Ainu bill approved but void of legal rights

The government on Mar. 21 officially approved a bill to create a new law on the Ainu people of Hokkaido, but failed to grant them special rights as an indigenous group.

The bill, which is expected to be enacted by the end of the current Diet session, which runs through June, replaces a century-old law that experts say has long served to discriminate against Ainu. If enacted, it will be the first law in Japan that recognizes the existence of a minority ethnic group within the Japanese population.

Despite the demands of Ainu activists, however, the bill does not go so far as to give legal recognition to the Ainu’s indigenous nature. The bill, which was officially approved at the day’s regular Cabinet meeting, calls on the government to promote public knowledge about Ainu culture and tradition, according to government officials. Through such measures, the government hopes to create a society “where Ainu people’s pride as an ethnic group is respected,” the bill says. It describes the Ainu culture as “Ainu language, as well as music, dance, arts and other cultural assets that have been handed down among the Ainu people.”

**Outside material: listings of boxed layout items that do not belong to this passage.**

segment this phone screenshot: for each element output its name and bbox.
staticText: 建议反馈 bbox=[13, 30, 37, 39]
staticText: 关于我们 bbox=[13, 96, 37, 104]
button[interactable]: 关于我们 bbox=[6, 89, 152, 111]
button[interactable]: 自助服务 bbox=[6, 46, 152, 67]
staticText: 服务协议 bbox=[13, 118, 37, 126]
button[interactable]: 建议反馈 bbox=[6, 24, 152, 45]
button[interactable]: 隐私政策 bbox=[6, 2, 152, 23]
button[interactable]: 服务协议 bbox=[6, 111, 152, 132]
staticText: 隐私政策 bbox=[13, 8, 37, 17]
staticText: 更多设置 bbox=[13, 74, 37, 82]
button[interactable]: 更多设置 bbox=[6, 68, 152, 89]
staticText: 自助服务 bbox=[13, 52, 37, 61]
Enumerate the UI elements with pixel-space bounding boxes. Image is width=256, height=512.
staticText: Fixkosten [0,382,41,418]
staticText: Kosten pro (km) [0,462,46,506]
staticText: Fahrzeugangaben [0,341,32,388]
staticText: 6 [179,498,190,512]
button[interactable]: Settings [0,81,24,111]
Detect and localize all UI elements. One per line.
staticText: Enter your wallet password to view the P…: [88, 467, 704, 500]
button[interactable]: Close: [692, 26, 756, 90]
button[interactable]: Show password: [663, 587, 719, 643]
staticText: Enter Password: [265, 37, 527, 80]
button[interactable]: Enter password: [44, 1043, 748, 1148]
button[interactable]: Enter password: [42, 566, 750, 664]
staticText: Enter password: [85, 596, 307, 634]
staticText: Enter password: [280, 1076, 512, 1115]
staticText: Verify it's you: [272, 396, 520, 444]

In implementing the steps to promote Ainu culture, national and local authorities should “take into account the voluntary will and ethnic pride of the Ainu people,” according to the bill. The existing law on Ainu, established in 1899 and titled “Former Hokkaido Natives Protection Law,” was designed to assimilate the Ainu people into the Japanese population. Ainu activists have long called for abolition of the law.

In the late 1800s, Japanese settlers who crossed the sea to settle in Hokkaido pushed the indigenous Ainu people into small pockets of the island. The 1899 law urged the Ainu people to engage in farming, denying them the right to pursue their traditional culture and way of life. Currently, about 25,000 Ainu people are estimated to be living in Hokkaido.